A
Andrew Stuart
Hello all,
I am releasing a utility called catchmail to open source under a BSD style
license.
Here is the catchmail homepage:
http://www.users.bigpond.net.au/mysite/catchmail.htm
Catchmail is a Python utility that writes emails into a Postgres database.
Catchmail's SQL schema is based on an extended version of the Yukatan data
model (a SQL schema for relational storage of email RFC822 messages).
catchmail needs real world testing and feedback however before it can
progress beyond beta release.
It's not quite ready for release however - it needs more people to try to
use it and check it out before full scale public release.
If anyone has the time or the inclination I would value a code review and
advice being given as to how to do things differently or better.
I'm no great Python programmer so any volunteers who might be interested in
helping to enhance and help support catchmail would be much appreciated. I
have set up a newsgroup at http://groups-beta.google.com/catchmail
There is also a final known problem that I would value advice on.
Everything seems to be working fine except one thing - unicode
If I create the database using this command, everything seems to run fine -
I can import 4000 emails if I create the Postgres data with this command:
createdb -U postgres catchmail;
If I create the Postgres database using this command, postgres starts to
come back with unicode errors when I do the import
createdb --encoding=UNICODE -U postgres test
The import process starts to fail on lots of messages with this error:
Database error: ERROR: invalid byte sequence for encoding "UNICODE":
0xe92062
The objective is to have the database in Unicode so I suppose its quite an
important problem to resolve. It looks to me like some sort of
encoding/decoding requirement but although I had a good look I couldn't sort
it out.
I'm afraid I don't much understand how unicode is meant to be used in this
sort of application - if you can throw any light on it for me it would be
appreciated.
How SHOULD unicode be implemented for a utility such as this? I'd like
catchmail to be as flexible as possible and to lose as little data as
possible through things like character set conversions.

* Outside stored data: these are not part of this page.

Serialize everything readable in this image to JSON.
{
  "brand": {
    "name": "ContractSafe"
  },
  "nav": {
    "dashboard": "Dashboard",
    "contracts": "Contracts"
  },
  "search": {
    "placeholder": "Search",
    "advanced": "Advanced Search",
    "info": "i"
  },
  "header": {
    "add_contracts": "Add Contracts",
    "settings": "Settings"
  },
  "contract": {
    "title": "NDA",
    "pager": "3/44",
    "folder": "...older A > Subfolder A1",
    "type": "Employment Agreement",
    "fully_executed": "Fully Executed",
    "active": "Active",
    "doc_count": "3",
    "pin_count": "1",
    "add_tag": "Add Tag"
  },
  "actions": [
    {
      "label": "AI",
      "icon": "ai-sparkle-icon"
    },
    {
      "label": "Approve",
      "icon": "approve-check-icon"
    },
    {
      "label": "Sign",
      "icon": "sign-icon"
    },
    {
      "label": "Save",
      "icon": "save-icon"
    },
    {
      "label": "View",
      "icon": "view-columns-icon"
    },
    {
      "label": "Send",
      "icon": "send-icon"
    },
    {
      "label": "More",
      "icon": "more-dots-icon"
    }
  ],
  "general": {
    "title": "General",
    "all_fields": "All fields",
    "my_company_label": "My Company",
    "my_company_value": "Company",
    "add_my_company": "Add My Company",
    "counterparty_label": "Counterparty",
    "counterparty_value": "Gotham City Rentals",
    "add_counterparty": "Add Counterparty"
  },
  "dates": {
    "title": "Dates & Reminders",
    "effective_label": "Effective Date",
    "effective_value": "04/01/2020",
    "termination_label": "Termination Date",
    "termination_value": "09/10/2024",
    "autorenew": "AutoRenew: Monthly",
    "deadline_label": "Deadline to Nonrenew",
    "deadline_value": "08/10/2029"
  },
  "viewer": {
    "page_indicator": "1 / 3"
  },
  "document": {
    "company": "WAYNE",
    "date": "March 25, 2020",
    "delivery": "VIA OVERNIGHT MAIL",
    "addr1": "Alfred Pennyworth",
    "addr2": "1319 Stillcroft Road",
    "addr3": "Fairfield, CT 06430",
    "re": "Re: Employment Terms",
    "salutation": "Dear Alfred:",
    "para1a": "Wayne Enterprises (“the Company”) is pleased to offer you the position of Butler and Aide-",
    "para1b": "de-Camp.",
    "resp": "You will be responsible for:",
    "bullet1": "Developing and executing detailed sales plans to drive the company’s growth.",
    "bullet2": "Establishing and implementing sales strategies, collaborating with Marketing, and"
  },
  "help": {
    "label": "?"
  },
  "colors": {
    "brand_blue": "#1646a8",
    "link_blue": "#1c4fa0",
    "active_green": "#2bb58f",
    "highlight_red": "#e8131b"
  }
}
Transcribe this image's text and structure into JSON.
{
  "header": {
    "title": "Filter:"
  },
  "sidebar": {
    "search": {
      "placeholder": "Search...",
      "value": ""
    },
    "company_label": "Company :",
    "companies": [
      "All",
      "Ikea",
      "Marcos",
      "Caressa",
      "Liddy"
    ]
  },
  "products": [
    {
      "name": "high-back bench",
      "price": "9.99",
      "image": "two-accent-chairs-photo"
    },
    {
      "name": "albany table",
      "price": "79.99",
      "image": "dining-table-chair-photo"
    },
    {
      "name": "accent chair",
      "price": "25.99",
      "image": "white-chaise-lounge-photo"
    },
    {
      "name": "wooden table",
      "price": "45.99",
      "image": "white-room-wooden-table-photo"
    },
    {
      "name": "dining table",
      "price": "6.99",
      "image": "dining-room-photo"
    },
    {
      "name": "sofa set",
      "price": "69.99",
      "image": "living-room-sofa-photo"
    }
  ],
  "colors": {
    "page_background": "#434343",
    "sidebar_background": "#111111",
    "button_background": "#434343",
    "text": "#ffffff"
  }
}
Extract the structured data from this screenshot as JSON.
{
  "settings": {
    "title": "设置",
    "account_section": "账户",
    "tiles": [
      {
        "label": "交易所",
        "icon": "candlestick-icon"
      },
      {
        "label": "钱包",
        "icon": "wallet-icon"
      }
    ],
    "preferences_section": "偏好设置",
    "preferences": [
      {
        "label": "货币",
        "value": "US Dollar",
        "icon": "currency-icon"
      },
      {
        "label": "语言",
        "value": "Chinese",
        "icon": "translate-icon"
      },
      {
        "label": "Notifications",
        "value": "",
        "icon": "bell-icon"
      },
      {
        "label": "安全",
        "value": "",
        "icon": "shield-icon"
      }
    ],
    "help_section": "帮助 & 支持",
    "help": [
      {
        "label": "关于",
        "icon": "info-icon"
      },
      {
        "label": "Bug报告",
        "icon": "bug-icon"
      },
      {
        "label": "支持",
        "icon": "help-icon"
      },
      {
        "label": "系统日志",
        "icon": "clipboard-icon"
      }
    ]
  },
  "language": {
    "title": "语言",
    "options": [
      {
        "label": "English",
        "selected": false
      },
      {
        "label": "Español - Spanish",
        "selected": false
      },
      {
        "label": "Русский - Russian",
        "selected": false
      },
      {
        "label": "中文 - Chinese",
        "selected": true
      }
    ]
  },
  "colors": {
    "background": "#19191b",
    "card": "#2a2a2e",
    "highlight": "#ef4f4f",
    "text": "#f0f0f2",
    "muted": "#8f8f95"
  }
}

I found some references to client encoding and multibyte in the postgres
docs here - but maybe it should be fixed in the Python code?
SET CLIENT_ENCODING TO 'value';
http://jamesthornton.com/postgres/7.3/postgres/multibyte.html
http://www.postgresql.org/docs/7.4/static/multibyte.html#MULTIBYTE-TRANSLATION-TABLE
The latest version of catchmail is the one found on the website at
http://www.users.bigpond.net.au/mysite/catchmail.htm
Any feedback on catchmail or your experience with catchmail valued.
Thanks to the great work of Mark Hammond and Jukka Zitting!
Andrew Stuart
a n d r e w . s t u a r t @ x s e . c o m . a u
I am releasing a utility called catchmail to open source under a BSD style
license.
Here is the catchmail homepage:
http://www.users.bigpond.net.au/mysite/catchmail.htm
Catchmail is a Python utility that writes emails into a Postgres database.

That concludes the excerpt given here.